Plan-Diagram of a Date works with another side of the same emotional economy: intrigue, anticipation, seduction, the redistribution of attention, and the attempt to obtain missing recognition through love affairs. A date here ceases to be a Romantic event and turns into a strategic construction. Desire, interest, vulnerability, power, flirtation, and calculation are broken down into points, as if they could be planned, calculated, and controlled.
This diagram is especially important for understanding the project, because it connects Romantic language with the language of management. Love appears as a field of maneuvers, where the subject is simultaneously searching for rescue, confirmation of their own value, and a way out of the main destructive structure of the relationship. But instead of freedom, a new system of dependencies and scripts emerges. The diagram of a date shows not the lightness of intrigue, but an attempt to organize affective hunger in the form of a plan.
The lecture-performance Freedom Died on the Barricades, or On the Impossibility of Romanticism was structured as a fragmentary study of the Romantic hero, the sublime, love, feminism, technology, revolution, and death. Formally, it resembled a lecture: there were theses, videos, analytical diagrams, reflections, and examples. But within this form, the figure of the researcher gradually emerged as someone who did not fully control the material. She speaks in fragments, gathers strange observations, shows things seen by chance, and draws conclusions that appear both intellectual and symptomatic.
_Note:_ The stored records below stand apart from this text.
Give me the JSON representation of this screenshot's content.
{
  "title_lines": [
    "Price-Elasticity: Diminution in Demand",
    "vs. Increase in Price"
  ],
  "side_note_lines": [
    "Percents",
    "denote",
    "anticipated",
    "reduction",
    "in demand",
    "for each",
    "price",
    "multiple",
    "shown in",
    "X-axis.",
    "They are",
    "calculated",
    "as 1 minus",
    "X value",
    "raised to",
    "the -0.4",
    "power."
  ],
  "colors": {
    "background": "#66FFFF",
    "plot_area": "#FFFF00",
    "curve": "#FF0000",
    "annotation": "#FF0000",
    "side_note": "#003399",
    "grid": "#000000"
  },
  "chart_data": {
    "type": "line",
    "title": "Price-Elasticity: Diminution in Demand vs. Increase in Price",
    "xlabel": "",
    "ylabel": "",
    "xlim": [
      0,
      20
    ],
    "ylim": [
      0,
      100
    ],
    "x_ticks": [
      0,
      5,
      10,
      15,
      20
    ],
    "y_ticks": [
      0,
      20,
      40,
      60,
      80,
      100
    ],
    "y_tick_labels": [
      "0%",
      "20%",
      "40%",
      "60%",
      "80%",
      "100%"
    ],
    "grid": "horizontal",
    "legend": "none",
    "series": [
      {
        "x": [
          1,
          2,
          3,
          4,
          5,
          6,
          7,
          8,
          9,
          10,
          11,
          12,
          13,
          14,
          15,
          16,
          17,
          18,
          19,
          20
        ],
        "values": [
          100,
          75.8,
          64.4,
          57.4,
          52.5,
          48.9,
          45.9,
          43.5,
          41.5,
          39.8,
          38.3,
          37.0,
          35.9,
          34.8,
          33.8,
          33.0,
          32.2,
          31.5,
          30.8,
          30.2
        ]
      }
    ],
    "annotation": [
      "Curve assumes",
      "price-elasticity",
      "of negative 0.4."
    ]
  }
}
An important effect of the lecture was that the study of Romanticism itself began to take on the form of a Romantic and neurotic experience. The lecture moved from the sublime to strange visual coincidences, to feminism, to the Romantic hero, to the videos, to the diagrams, to wreaths thrown into water. Other people intruded into the process of the lecture: Marina Maraeva, performing the wedding folk song “Oy, Kumushki, Kumitesya,” which speaks more of approaching loss and death than of love, and Roman Osminkin with his poetic singing.
The lecture did not explain the project from the outside. It was part of its internal mechanism. The researcher tried to dismantle the Romantic hero, but found herself inside his symptoms: obsession, fragmentation, the pull toward the sublime, and the pull toward drama.
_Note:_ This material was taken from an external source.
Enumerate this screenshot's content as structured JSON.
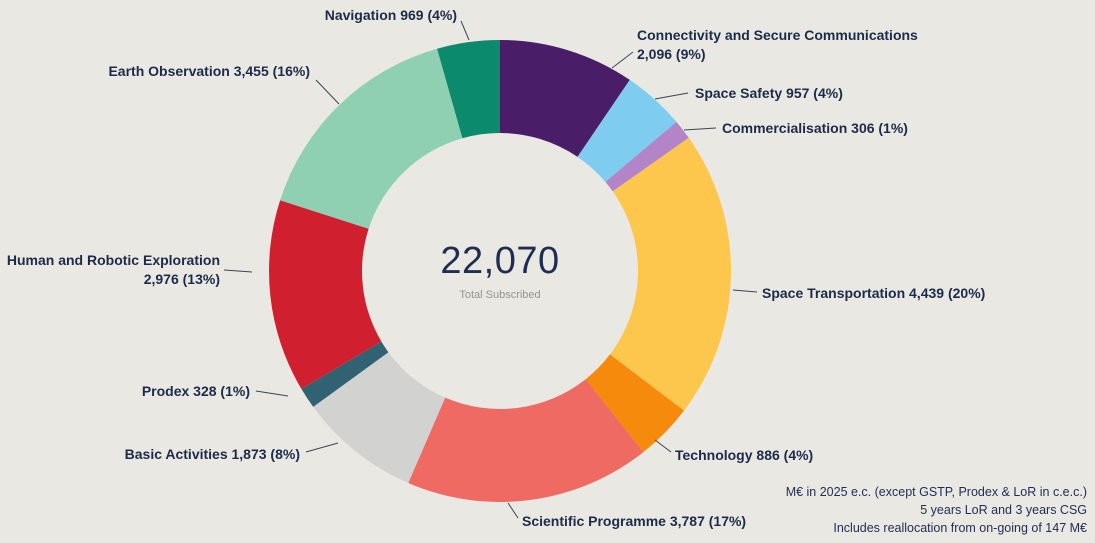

Romantic Series examines the moment when the Romantic hero can no longer exist in his former form. His striving for freedom no longer produces heroic action; it breaks down into anxiety, dependency, technophilia, domestic self-organization, love hunger, and attempts to rationalize emotional violence. Where Romanticism promised elevation, exceptionality, revolt, and an encounter with the absolute, the project discovers neurosis, stalking, diagrams, scandals, technical models, a collapsing flag, and a body that scratches itself because of messages.
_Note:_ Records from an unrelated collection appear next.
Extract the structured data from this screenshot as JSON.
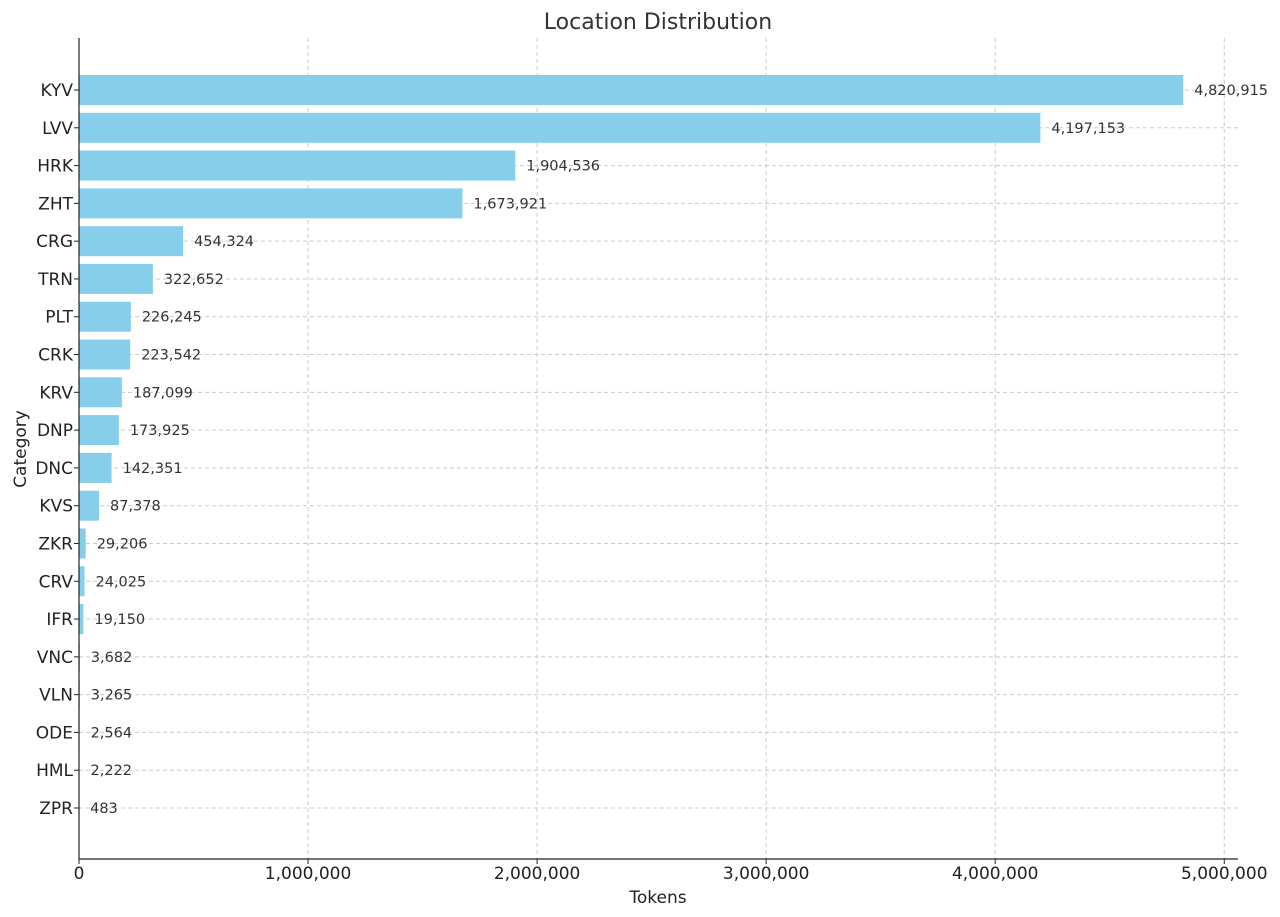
{
  "chart_data": {
    "type": "bar",
    "orientation": "horizontal",
    "title": "Location Distribution",
    "xlabel": "Tokens",
    "ylabel": "Category",
    "categories": [
      "KYV",
      "LVV",
      "HRK",
      "ZHT",
      "CRG",
      "TRN",
      "PLT",
      "CRK",
      "KRV",
      "DNP",
      "DNC",
      "KVS",
      "ZKR",
      "CRV",
      "IFR",
      "VNC",
      "VLN",
      "ODE",
      "HML",
      "ZPR"
    ],
    "values": [
      4820915,
      4197153,
      1904536,
      1673921,
      454324,
      322652,
      226245,
      223542,
      187099,
      173925,
      142351,
      87378,
      29206,
      24025,
      19150,
      3682,
      3265,
      2564,
      2222,
      483
    ],
    "data_labels": [
      "4,820,915",
      "4,197,153",
      "1,904,536",
      "1,673,921",
      "454,324",
      "322,652",
      "226,245",
      "223,542",
      "187,099",
      "173,925",
      "142,351",
      "87,378",
      "29,206",
      "24,025",
      "19,150",
      "3,682",
      "3,265",
      "2,564",
      "2,222",
      "483"
    ],
    "xlim": [
      0,
      5060000
    ],
    "xticks": [
      0,
      1000000,
      2000000,
      3000000,
      4000000,
      5000000
    ],
    "xtick_labels": [
      "0",
      "1,000,000",
      "2,000,000",
      "3,000,000",
      "4,000,000",
      "5,000,000"
    ],
    "grid": true,
    "bar_color": "#87CEEB"
  }
}
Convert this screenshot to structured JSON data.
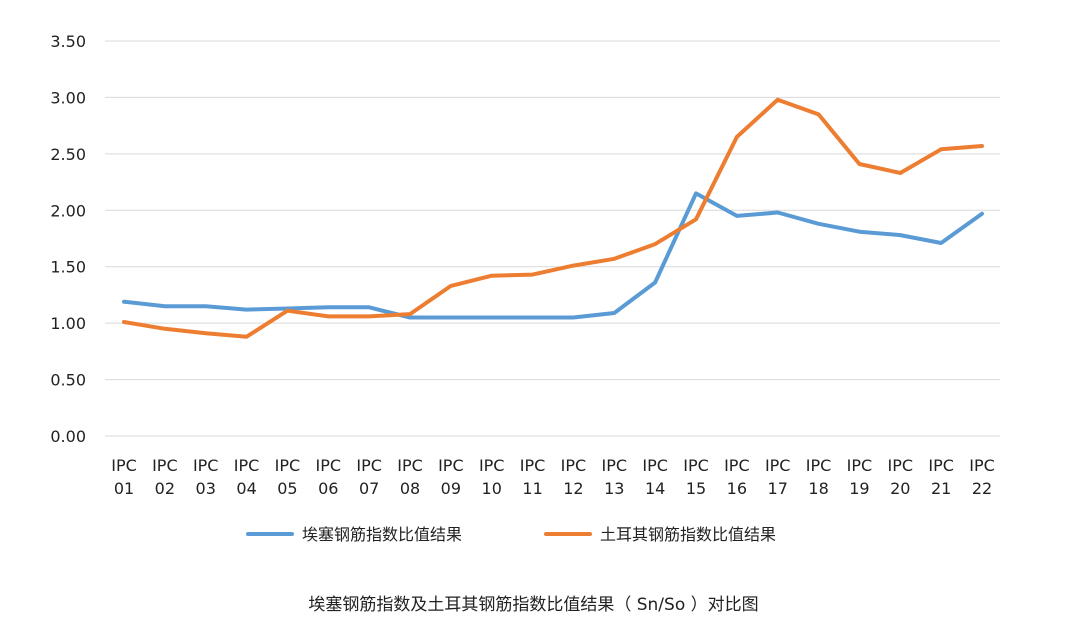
{
  "chart_data": {
    "type": "line",
    "categories": [
      [
        "IPC",
        "01"
      ],
      [
        "IPC",
        "02"
      ],
      [
        "IPC",
        "03"
      ],
      [
        "IPC",
        "04"
      ],
      [
        "IPC",
        "05"
      ],
      [
        "IPC",
        "06"
      ],
      [
        "IPC",
        "07"
      ],
      [
        "IPC",
        "08"
      ],
      [
        "IPC",
        "09"
      ],
      [
        "IPC",
        "10"
      ],
      [
        "IPC",
        "11"
      ],
      [
        "IPC",
        "12"
      ],
      [
        "IPC",
        "13"
      ],
      [
        "IPC",
        "14"
      ],
      [
        "IPC",
        "15"
      ],
      [
        "IPC",
        "16"
      ],
      [
        "IPC",
        "17"
      ],
      [
        "IPC",
        "18"
      ],
      [
        "IPC",
        "19"
      ],
      [
        "IPC",
        "20"
      ],
      [
        "IPC",
        "21"
      ],
      [
        "IPC",
        "22"
      ]
    ],
    "ylim": [
      0,
      3.5
    ],
    "yticks": [
      "0.00",
      "0.50",
      "1.00",
      "1.50",
      "2.00",
      "2.50",
      "3.00",
      "3.50"
    ],
    "grid": true,
    "legend_position": "bottom",
    "series": [
      {
        "name": "埃塞钢筋指数比值结果",
        "color": "#5B9BD5",
        "values": [
          1.19,
          1.15,
          1.15,
          1.12,
          1.13,
          1.14,
          1.14,
          1.05,
          1.05,
          1.05,
          1.05,
          1.05,
          1.09,
          1.36,
          2.15,
          1.95,
          1.98,
          1.88,
          1.81,
          1.78,
          1.71,
          1.97
        ]
      },
      {
        "name": "土耳其钢筋指数比值结果",
        "color": "#ED7D31",
        "values": [
          1.01,
          0.95,
          0.91,
          0.88,
          1.11,
          1.06,
          1.06,
          1.08,
          1.33,
          1.42,
          1.43,
          1.51,
          1.57,
          1.7,
          1.92,
          2.65,
          2.98,
          2.85,
          2.41,
          2.33,
          2.54,
          2.57
        ]
      }
    ]
  },
  "caption": "埃塞钢筋指数及土耳其钢筋指数比值结果（ Sn/So ）对比图"
}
The project emerged from a situation in which destructive relationships had not yet been recognized as destructive, and the only available language consisted of diagrams, videos, absurd classifications, feminist gestures, and Romantic pathos. This is not a story of recovery after trauma, but a study of how a subject thinks from within a crisis, when analysis and symptom cannot yet be separated from one another.
In this project, Romanticism is not simply criticized; its persistence is shown. The Romantic hero is dead, but his forms continue to operate: in love dependency, in the political gesture, in the cult of technology, in the artistic pose, in song, in the desire to be saved, noticed, chosen, and elevated. Romanticism can no longer be taken seriously without irony, but irony does not free one from it. It returns as neurosis, as comedy, as a diagram, as bodily itching, as a rocket on the launchpad, as a red flag made from towels and a ladle, falling apart at the moment of its first wave.